Ils présentaient ce mardi leur rapport consacré à cette problématique pénitentiaire – un travail initié suite à la fronde des hauts-cadres de la prison de Champ-Dollon en juin 2021. A cette époque, opposés à la mise en œuvre à marche forcée de la réforme «Ambition», ils avaient écrit au département leurs très vives réserves et dénoncé un climat totalitaire. La crise aiguë est passée – le projet Ambition a été abandonné, les directeurs de Champ-Dollon et de l’OCD sont partis - mais les députés ont jugé que les auteurs du courrier, qui avaient été présentés comme réfractaires au changement, étaient en réalité «réfractaires aux méthodes», résume l’élu MCG Daniel Sormanni.

«Méthodes brutales»

«Pour nous, il ne s’agissait pas d’une insubordination mais d’une alerte, explique la socialiste Nicole Valiquer. Notre sous-commission peut attester avoir entendu des collaborateurs en grande souffrance. Nous les avons vus, pour certains, craquer et s’effondrer. Le moins que l’on puisse faire, c’est reconnaître que cette souffrance a existé.» Daniel Sormanni le dit ainsi: «Les méthodes brutales de la direction de l’OCD et de Champ-Dollon ont abouti à ce clash. Plus rien ne passait.»

«Gaulois qui fait chier»

Les députés ont décrit une gestion des ressources humaines méprisante et «défaillante» (les termes «incompétents», «réfractaires», «vieux dinosaures», «Gaulois de Puplinge qui commencent à faire chier», «bas de plafond» ayant ainsi été tenus à l’égard de certains cadres) et deux «planètes» étrangères l’une à l’autre. «Il y en avait une qui dirigeait, prenait des décisions complètement hors sol et ne comprenait pas que l’autre, qui travaillait, ne soit pas d’accord», détaille Bertrand Buchs.

Audit RH réclamé

Rappelant avec Nicole Valiquer que «les conditions de travail ont une influence sur les conditions de détention» et avec Bertrand Buchs que «le taux d’absence (qui stagne autour de 12-13%) est clairement un signe de souffrance», la commission a émis plusieurs recommandations au Conseil d’Etat. Elle souhaite en particulier qu’un audit RH de la direction générale de l’OCD soit mené et qu’un «temps d’arrêt» intervienne avant de nommer sa nouvelle direction et celle de Champ-Dollon, aujourd’hui assurées en intérim.

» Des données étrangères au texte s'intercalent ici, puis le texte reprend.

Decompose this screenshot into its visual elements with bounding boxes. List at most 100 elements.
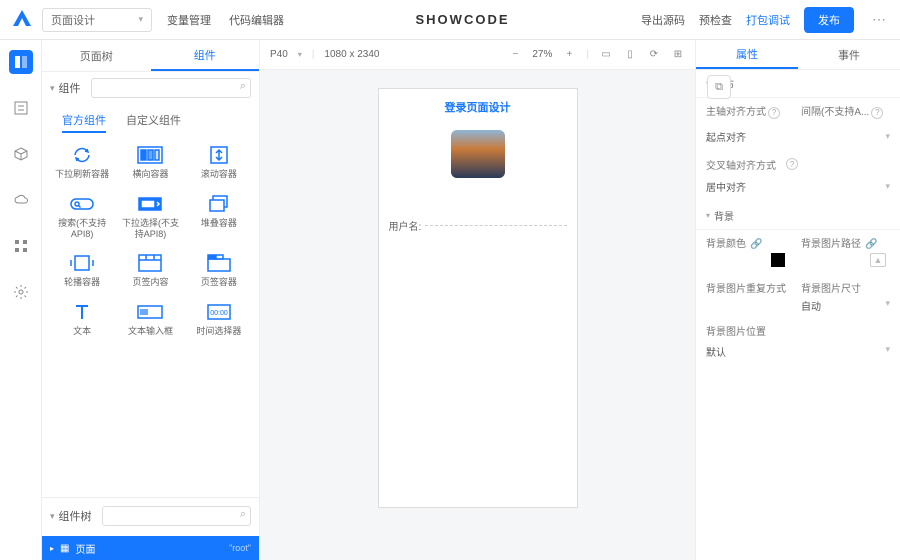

Pas de nomination précipitée

«Une réflexion doit être menée sur les profils», plaide Nicole Valiquer. Elle juge indispensable qu’au préalable, la politique pénitentiaire pour la prochaine législature soit arrêtée et présentée au Grand Conseil, histoire d’éviter les contre-emplois. A ce titre, explicite Bertrand Buchs, la commission «a signifié hier de façon polie à Mauro Poggia (conseiller d’Etat sur le départ) qu’elle ne comprendrait pas que les deux cadres soient engagés» par lui, et non par son successeur. Une exception, toutefois: la commission invite le conseiller d’Etat à rétablir le directeur adjoint de la prison, déplacé en décembre 2021, dans ses fonctions, «en guise de réparation, et ce avant des prendre des décisions sur l'avenir». Avocat du cadre, Me Romain Jordan a saisi ce jour l'élu d'une requête en ce sens.